On the contrary, in Natco's post-grant opposition to Novartis's Ceritinib patent, IPAB had found that although Ceritinib was encompassed in the Markush structure of the genus patent, the disclosure of the genus patent failed to teach a person skilled in the art to arrive at the specific combination necessary to create Ceritinib. Therefore, the species patent could not be invalidated.
It can be concluded that the description or disclosure of a genus patent may be a game changer for the grant or revocation of the species patent. A species patent for any compound may be granted depending on the details provided in the description of the genus patent.
Double patenting is not allowable in any jurisdiction. Section 10 (5) of the Indian patent act prohibits patenting of obvious variations of each other in two separate patents, the expiration of the parent patent resulting in an improper extension of the patent rights due to the unexpired second patent.

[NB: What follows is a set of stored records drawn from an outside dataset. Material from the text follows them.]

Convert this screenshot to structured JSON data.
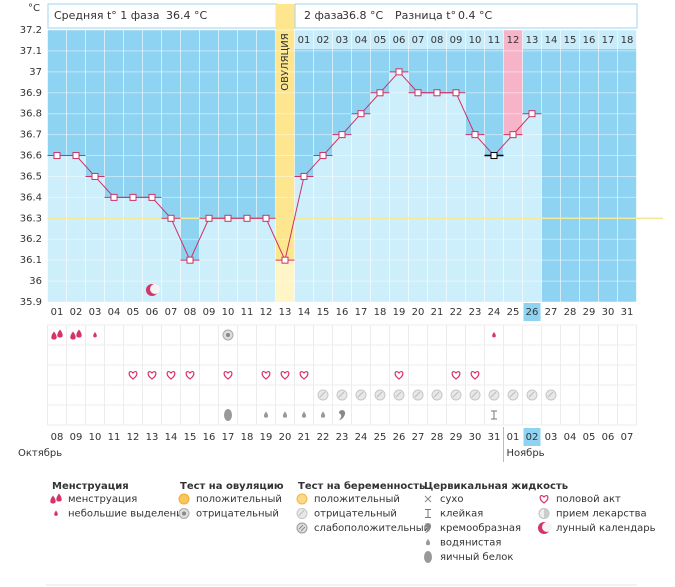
{
  "header": {
    "unit": "°C",
    "phase1_label": "Средняя t° 1 фаза",
    "phase1_value": "36.4 °C",
    "phase2_label": "2 фаза",
    "phase2_value": "36.8 °C",
    "diff_label": "Разница t°",
    "diff_value": "0.4 °C"
  },
  "chart_data": {
    "type": "line",
    "categories": [
      "01",
      "02",
      "03",
      "04",
      "05",
      "06",
      "07",
      "08",
      "09",
      "10",
      "11",
      "12",
      "13",
      "14",
      "15",
      "16",
      "17",
      "18",
      "19",
      "20",
      "21",
      "22",
      "23",
      "24",
      "25",
      "26",
      "27",
      "28",
      "29",
      "30",
      "31"
    ],
    "values": [
      36.6,
      36.6,
      36.5,
      36.4,
      36.4,
      36.4,
      36.3,
      36.1,
      36.3,
      36.3,
      36.3,
      36.3,
      36.1,
      36.5,
      36.6,
      36.7,
      36.8,
      36.9,
      37.0,
      36.9,
      36.9,
      36.9,
      36.7,
      36.6,
      36.7,
      36.8,
      null,
      null,
      null,
      null,
      null
    ],
    "color": "#cc3366",
    "ylim": [
      35.9,
      37.2
    ],
    "yticks": [
      35.9,
      36,
      36.1,
      36.2,
      36.3,
      36.4,
      36.5,
      36.6,
      36.7,
      36.8,
      36.9,
      37,
      37.1,
      37.2
    ],
    "coverline": 36.3,
    "ovulation_day": "13",
    "ovulation_label": "ОВУЛЯЦИЯ",
    "luteal_days": [
      "01",
      "02",
      "03",
      "04",
      "05",
      "06",
      "07",
      "08",
      "09",
      "10",
      "11",
      "12",
      "13",
      "14",
      "15",
      "16",
      "17",
      "18"
    ],
    "highlight_day": "25",
    "excluded_days": [
      "24"
    ],
    "today": "26"
  },
  "symbols": {
    "menstruation": [
      {
        "day": "01",
        "kind": "heavy"
      },
      {
        "day": "02",
        "kind": "heavy"
      },
      {
        "day": "03",
        "kind": "light"
      },
      {
        "day": "24",
        "kind": "light"
      }
    ],
    "ovulation_test": [
      {
        "day": "10",
        "kind": "ov_neg"
      }
    ],
    "intercourse": [
      {
        "day": "05",
        "kind": "heart"
      },
      {
        "day": "06",
        "kind": "heart"
      },
      {
        "day": "07",
        "kind": "heart"
      },
      {
        "day": "08",
        "kind": "heart"
      },
      {
        "day": "10",
        "kind": "heart"
      },
      {
        "day": "12",
        "kind": "heart"
      },
      {
        "day": "13",
        "kind": "heart"
      },
      {
        "day": "14",
        "kind": "heart"
      },
      {
        "day": "19",
        "kind": "heart"
      },
      {
        "day": "22",
        "kind": "heart"
      },
      {
        "day": "23",
        "kind": "heart"
      }
    ],
    "pregnancy_test": [
      {
        "day": "15",
        "kind": "preg_neg"
      },
      {
        "day": "16",
        "kind": "preg_neg"
      },
      {
        "day": "17",
        "kind": "preg_neg"
      },
      {
        "day": "18",
        "kind": "preg_neg"
      },
      {
        "day": "19",
        "kind": "preg_neg"
      },
      {
        "day": "20",
        "kind": "preg_neg"
      },
      {
        "day": "21",
        "kind": "preg_neg"
      },
      {
        "day": "22",
        "kind": "preg_neg"
      },
      {
        "day": "23",
        "kind": "preg_neg"
      },
      {
        "day": "24",
        "kind": "preg_neg"
      },
      {
        "day": "25",
        "kind": "preg_neg"
      },
      {
        "day": "26",
        "kind": "preg_neg"
      },
      {
        "day": "27",
        "kind": "preg_neg"
      }
    ],
    "cervical_fluid": [
      {
        "day": "10",
        "kind": "eggwhite"
      },
      {
        "day": "12",
        "kind": "watery"
      },
      {
        "day": "13",
        "kind": "watery"
      },
      {
        "day": "14",
        "kind": "watery"
      },
      {
        "day": "15",
        "kind": "watery"
      },
      {
        "day": "16",
        "kind": "creamy"
      },
      {
        "day": "24",
        "kind": "sticky"
      }
    ],
    "lunar": [
      {
        "day": "06",
        "kind": "moon"
      }
    ]
  },
  "calendar": {
    "dates": [
      "08",
      "09",
      "10",
      "11",
      "12",
      "13",
      "14",
      "15",
      "16",
      "17",
      "18",
      "19",
      "20",
      "21",
      "22",
      "23",
      "24",
      "25",
      "26",
      "27",
      "28",
      "29",
      "30",
      "31",
      "01",
      "02",
      "03",
      "04",
      "05",
      "06",
      "07"
    ],
    "weekend": [
      false,
      false,
      false,
      false,
      true,
      true,
      false,
      false,
      false,
      false,
      false,
      true,
      true,
      false,
      false,
      false,
      false,
      false,
      true,
      true,
      false,
      false,
      false,
      false,
      false,
      true,
      true,
      false,
      false,
      false,
      false
    ],
    "today": "02",
    "months": [
      "Октябрь",
      "Ноябрь"
    ]
  },
  "legend": [
    {
      "title": "Менструация",
      "items": [
        {
          "label": "менструация",
          "icon": "heavy"
        },
        {
          "label": "небольшие выделения",
          "icon": "light"
        }
      ]
    },
    {
      "title": "Тест на овуляцию",
      "items": [
        {
          "label": "положительный",
          "icon": "ov_pos"
        },
        {
          "label": "отрицательный",
          "icon": "ov_neg"
        }
      ]
    },
    {
      "title": "Тест на беременность",
      "items": [
        {
          "label": "положительный",
          "icon": "preg_pos"
        },
        {
          "label": "отрицательный",
          "icon": "preg_neg"
        },
        {
          "label": "слабоположительный",
          "icon": "preg_weak"
        }
      ]
    },
    {
      "title": "Цервикальная жидкость",
      "items": [
        {
          "label": "сухо",
          "icon": "dry"
        },
        {
          "label": "клейкая",
          "icon": "sticky"
        },
        {
          "label": "кремообразная",
          "icon": "creamy"
        },
        {
          "label": "водянистая",
          "icon": "watery"
        },
        {
          "label": "яичный белок",
          "icon": "eggwhite"
        }
      ]
    },
    {
      "items": [
        {
          "label": "половой акт",
          "icon": "heart"
        },
        {
          "label": "прием лекарства",
          "icon": "pill"
        },
        {
          "label": "лунный календарь",
          "icon": "moon"
        }
      ]
    }
  ]
}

The court contended that the appellants had filed terminal disclaimer (disclaims the portion of the 20-year term of the second patent that extends beyond the earlier patent's term) in the USPTO to overcome obviousness type double patenting objection. The appellant had agreed to the validity of US patent equivalent to IN 625 ending on the same day as the validity period of the US patent equivalent to IN 147. The appellants are not entitled to claim different periods of validity for the two patents.
Relevant excerpts from the decision:
We are also of the prima facie view, that once the appellants/plaintiffs, before the USPTO applied for and agreed to the validity period of US patent equivalent of IN 625 ending on the same day as the validity period of the US patent equivalent to IN 147, the appellants/plaintiffs, in this country are not entitled to claim different periods of validity of the two patents.
In a scenario, where the genus patent discloses the compound of the species patent in its disclosure, such that a person skilled in the art is motivated to arrive at the compound of the species patent, one may consider of filing a divisional application to seek protection for both the genus and species patent. However, the divisional application must be filed before the grant of the parent application. This approach stops any third party from making, using, offering for sale, selling or importing the patented invention for the purpose of using, selling and offering for sale without the approval of the patentee until the expiry of the said patent. Further, the Patent Statute states that a patent issuing on either the original application or a divisional application cannot be employed as a reference against the other. However, if the disclosure of the genus patent fails to motivate the person skilled in the art to arrive at the compound of the species patent, then one may seek protection for genus and the species patent separately.
Further, the patent office also must take utmost care while examining a species patent. Any erroneous decision of the IPO may lead to prolonged litigation process, which could have been avoided, if the applications were examined scrupulously. Such litigation process incurs huge expense for both the parties as well as additional litigation process may burden the court which could have been avoided.